1988 or 1989, Dr. James Hansen (In an interview with author Rob Reiss. Reiss asked how the greenhouse effect was likely to affect the neighborhood below Hansen’s office in NYC in the next 20 years). Hansen, looking out the window, answered: ”The West Side Highway [which runs along the Hudson River] will be under water. And there will be tape across the windows across the street because of high winds. And the same birds won’t be there. The trees in the median strip will change….There will be more police cars….[since] you know what happens to crime when the heat goes up.” [I am thankful to WUWT for this account.]

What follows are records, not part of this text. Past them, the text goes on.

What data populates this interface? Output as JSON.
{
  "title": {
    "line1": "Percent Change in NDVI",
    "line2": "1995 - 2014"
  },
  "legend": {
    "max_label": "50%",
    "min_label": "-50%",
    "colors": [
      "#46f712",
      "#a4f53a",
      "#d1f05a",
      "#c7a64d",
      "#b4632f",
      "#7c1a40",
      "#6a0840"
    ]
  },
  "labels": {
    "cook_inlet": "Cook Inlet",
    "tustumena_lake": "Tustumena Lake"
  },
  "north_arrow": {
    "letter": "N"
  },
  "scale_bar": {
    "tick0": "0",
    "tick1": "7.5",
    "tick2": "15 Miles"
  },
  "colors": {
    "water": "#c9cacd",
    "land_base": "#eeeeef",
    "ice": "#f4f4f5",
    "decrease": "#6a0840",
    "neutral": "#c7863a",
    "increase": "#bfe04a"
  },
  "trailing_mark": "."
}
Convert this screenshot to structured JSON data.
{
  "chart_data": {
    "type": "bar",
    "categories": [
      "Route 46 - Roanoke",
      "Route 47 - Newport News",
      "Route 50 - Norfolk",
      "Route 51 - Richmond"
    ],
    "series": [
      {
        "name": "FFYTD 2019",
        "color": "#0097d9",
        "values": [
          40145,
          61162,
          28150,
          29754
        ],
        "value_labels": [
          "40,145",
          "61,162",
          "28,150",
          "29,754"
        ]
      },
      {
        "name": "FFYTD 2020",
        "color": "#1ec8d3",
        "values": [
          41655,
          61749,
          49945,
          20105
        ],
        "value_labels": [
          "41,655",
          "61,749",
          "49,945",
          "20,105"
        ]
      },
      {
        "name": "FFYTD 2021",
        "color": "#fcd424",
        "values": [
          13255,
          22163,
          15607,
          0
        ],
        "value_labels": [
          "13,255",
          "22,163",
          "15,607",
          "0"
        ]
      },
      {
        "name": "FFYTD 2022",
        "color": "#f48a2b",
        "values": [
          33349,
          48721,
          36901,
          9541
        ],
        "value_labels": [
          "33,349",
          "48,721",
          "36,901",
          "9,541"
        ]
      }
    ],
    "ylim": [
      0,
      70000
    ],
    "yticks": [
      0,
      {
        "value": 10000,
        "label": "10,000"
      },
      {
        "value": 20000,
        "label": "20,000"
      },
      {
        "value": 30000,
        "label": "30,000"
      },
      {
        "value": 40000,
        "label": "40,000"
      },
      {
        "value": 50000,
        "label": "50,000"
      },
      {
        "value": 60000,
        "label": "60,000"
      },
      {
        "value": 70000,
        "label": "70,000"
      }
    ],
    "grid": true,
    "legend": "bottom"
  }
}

1969 Lubos Moti, Czech physicist, ”It is now pretty clearly agreed that CO2 content [in the atmosphere] will rise 25% by 2000. This could increase the average temperature near the earth’s surface by 7 degrees Fahrenheit. This in turn could raise the level of the sea by 10 feet. Goodbye New York. Goodbye Washington, for that matter.




2005 Andrew Simms, policy director of the New Economics Foundation, “Scholars are predicting that 50 million people worldwide will be displaced by 2010 because of rising sea levels, desertification, dried up aquifers, weather-induced flooding and other serious environmental changes.”




Oct 20, 2009, Gordon Brown UK Prime Minister (referring to the Copenhagen climate conference): ”World leaders have 50 days to save the Earth from irreversible global warming.”




June 2008, Ted Alvarez, Backpacker Magazine Blogs, “you could potentially sail, kayak, or even swim to the North Pole by the end of the summer. Climate scientists say that the Arctic ice…is currently on track to melt sometime in 2008.” [Shortly after this prediction was made, a Russian icebreaker was trapped in the ice of the Northwest Passage for a week.]




1992, Al Gore “Only an insignificant fraction of scientists deny the global warming crisis. The time for debate is over. The science is settled.”




May 31, 2006 Al Gore, on CBS Early Show “…the debate among the scientists is over. There is no more debate. We face a planetary emergency. There is no more scientific debate among serious people who’ve looked at the science…Well, I guess in some quarters, there’s still a debate over whether the moon landing was staged in a movie lot in Arizona, or whether the Earth is flat instead of round.” [The "bibliography for climate skeptics (above) suggests that there are some "serious people" still willing to debate.]




January 2000 Dr. Michael Oppenheimer of the Environmental Defense Fund commenting (in a NY Times interview) on the mild winters in New York City. ”But it does not take a scientist to size up the effects of snowless winters on the children too young to remember the record-setting blizzards of 1996. For them, the pleasures of sledding and snowball fights are as out-of-date as hoop-rolling, and the delight of a snow day off from school is unknown.”




2008 Dr. James Hansen of the Goddard Space Institute (NASA) on a visit to Britain, “The recent warm winters that Britain has experienced are a sign that the climate is changing.” [Two exceptionally cold winters followed. The 2009-10 winter may be the coldest experienced in the UK since 1683.]




June 11, 1986 Dr. James Hansen of the Goddard Space Institute (NASA) in testimony to Congress (according to the Milwaukee Journal) “Hansen predicted global temperatures should be nearly 2 degrees higher in 20 years, ‘which is about the warmest the earth has been in the last 100,000 years.’”




June 8, 1972 Christian Science Monitor ”Arctic specialist Bernt Balchen says a general warming trend over the North Pole is melting the polar ice cap and may produce an ice-free Arctic Ocean by the year 2000.”




May 15, 1989 Associated Press ”Using computer models, researchers concluded that global warming would raise average annual temperatures nationwide [USA] two degrees by 2010.”